2 NAFLD-HCC 的临床特征及危险因素

NAFLD-HCC 患者的年龄至少比其他肝病相关性HCC 患者大5 ~10 岁,男性比例更高,肝硬化患者的比例更低,合并糖尿病和代谢综合征的情况更普遍,代谢危险因素更为常见。NAFLD-HCC 往往更晚期被诊断,这可能部分归因于未能及时诊断出潜在的肝硬化(导致缺乏筛查)或没有肝硬化(因此没有筛查的指征),但也可能与NAFLDHCC 缺乏特征性生物学表型有关。NAFLD 一些最具特征的危险因素,被认为是NAFLD“表型”的组成部分,也与HCC 独立且密切相关,包括肥胖、糖尿病、胰岛素抵抗和代谢综合征,与其他肝硬化病因相比,2 型糖尿病与NASH 肝硬化患者HCC风险增加的相关性更强[12-13]。2 型糖尿病使发生HCC 的风险增加2 倍,使因HCC 死亡的风险增加1.5 倍;代谢综合征和2 型糖尿病的存在使HCC 的风险增加5 倍;(body mass index,BMI)>35 kg/m2使HCC 发生风险增加4 倍[14]。与没有代谢特征的患者相比,高血压和血脂异常的患者进展为肝硬化/HCC 的风险高1.8 倍[15]。Tobari 等[16]的研究发现非肝硬化NAFLD 发生HCC 的危险因素包括:男性〔比值比(odds ratio,OR)=7.774,95%可信区间(confidence interval,CI)=2.176 ~27.775〕、轻度饮酒(OR =4.893,95% CI =1.923 ~12.449)、FIB-4 指数(fibrosis index based on the 4 factor,FIB-4)高(OR =2.634,95% CI =1.787 ~3.884)。

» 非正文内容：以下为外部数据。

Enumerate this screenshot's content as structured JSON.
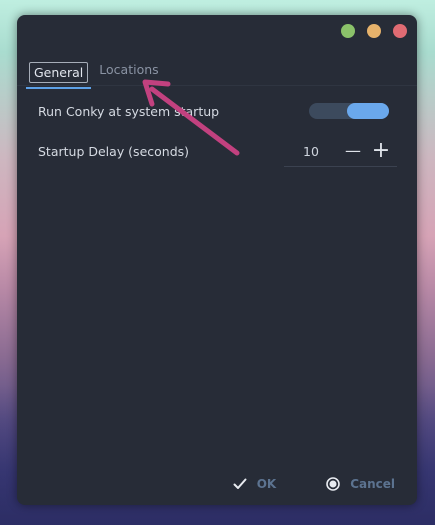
{
  "tabs": [
    {
      "label": "General",
      "active": true
    },
    {
      "label": "Locations",
      "active": false
    }
  ],
  "settings": {
    "startup_label": "Run Conky at system startup",
    "startup_enabled": true,
    "delay_label": "Startup Delay (seconds)",
    "delay_value": "10",
    "decrement_symbol": "—",
    "increment_symbol": "+"
  },
  "footer": {
    "ok_label": "OK",
    "cancel_label": "Cancel",
    "ok_icon": "checkmark-icon",
    "cancel_icon": "radio-cancel-icon"
  },
  "window_controls": [
    "maximize",
    "minimize",
    "close"
  ],
  "colors": {
    "accent": "#6aa8ec",
    "window_bg": "#272c37",
    "annotation_arrow": "#c2417f"
  }
}
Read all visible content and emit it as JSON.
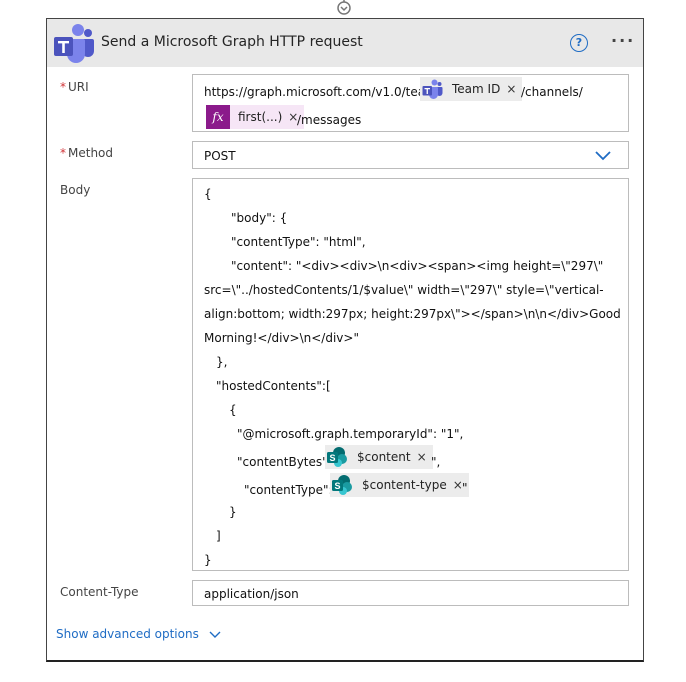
{
  "card": {
    "title": "Send a Microsoft Graph HTTP request",
    "help_label": "?",
    "more_label": "···"
  },
  "uri": {
    "label": "URI",
    "required_mark": "*",
    "text_prefix": "https://graph.microsoft.com/v1.0/teams/",
    "token_team": "Team ID",
    "text_channels": "/channels/",
    "token_first": "first(...)",
    "text_messages": "/messages"
  },
  "method": {
    "label": "Method",
    "required_mark": "*",
    "value": "POST"
  },
  "body": {
    "label": "Body",
    "lines": [
      "{",
      "\"body\": {",
      "\"contentType\": \"html\",",
      "\"content\": \"<div><div>\\n<div><span><img height=\\\"297\\\"",
      "src=\\\"../hostedContents/1/$value\\\" width=\\\"297\\\" style=\\\"vertical-",
      "align:bottom; width:297px; height:297px\\\"></span>\\n\\n</div>Good",
      "Morning!</div>\\n</div>\"",
      "},",
      "\"hostedContents\":[",
      "{",
      "\"@microsoft.graph.temporaryId\": \"1\",",
      "\"contentBytes\": \"",
      "\",",
      "\"contentType\": \"",
      "\"",
      "}",
      "]",
      "}"
    ],
    "token_content": "$content",
    "token_content_type": "$content-type",
    "token_close": "×"
  },
  "content_type": {
    "label": "Content-Type",
    "value": "application/json"
  },
  "advanced": {
    "label": "Show advanced options"
  },
  "colors": {
    "accent": "#1f6cc4",
    "required": "#d13438",
    "header_bg": "#e8e8e8",
    "fx_bg": "#8b1a8b",
    "sharepoint": "#038387"
  },
  "icons": {
    "card": "teams-icon",
    "team_token": "teams-icon",
    "first_token": "fx-icon",
    "content_tokens": "sharepoint-icon",
    "method_dropdown": "chevron-down-icon",
    "advanced": "chevron-down-icon"
  }
}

除此之外,NAFLD-HCC 发生的危险因素与种族也相关[9,17]。基因遗传多态性与HCC 相关,有的增加HCC 发生风险[18],如含PATATIN 样磷脂酶域蛋白3(patatin-like phospholipase domaincontaining protein 3,PNPLA3)、跨膜6 超家族成员2(transmembrane 6 superfamily member 2,TM6SF2)、葡萄糖激酶调节因子(glucokinase regulator,GCKR)、膜结合O-酰基转移酶结构域7(membrane bound Oacyltransferase domain containing 7,MBOAT7),有的降低HCC 风险[19],如17-β 羟类固醇脱氢酶13(hydroxysteroid 17-beta dehydrogenase 13,HSD17B13)。

3 NAFLD-HCC 发病机制

NAFLD 在危险因素包括糖尿病、胰岛素抵抗、肥胖、老年、男性、遗传基因多态性(PNPLA3、TM6SF2、GCKR 和MBOAT)的基础上,加之不健康的生活方式,经历“多次打击”后发生NASH、肝纤维化、肝硬化,其中活性氧 (reactive oxygen species,ROS)/活性氮(reactive oxygen species,RNS)介导的氧化应激在NAFLD/NASH 的发病机制和并发症中起重要作用。ROS 的大量产生导致线粒体损伤、脂质过氧化和低密度脂蛋白氧化,促进炎症因子释放、肝星状细胞(Hepatic stellate cells,HSCs)的活化,诱导天然免疫和适应性免疫,促进自然杀伤细胞(natural killer T cell,NKT)、CD8+T 细胞、Th17(T helper type 17)CD4+T 细胞、免疫球蛋白(immunoglobulin,Ig)A+B 细胞等免疫检查点抑制剂分子产生增多,导致免疫对HCC 监测的缺失,与肝细胞DNA 损伤、遗传易感基因突变共同作用诱发HCC 发生[14,20]。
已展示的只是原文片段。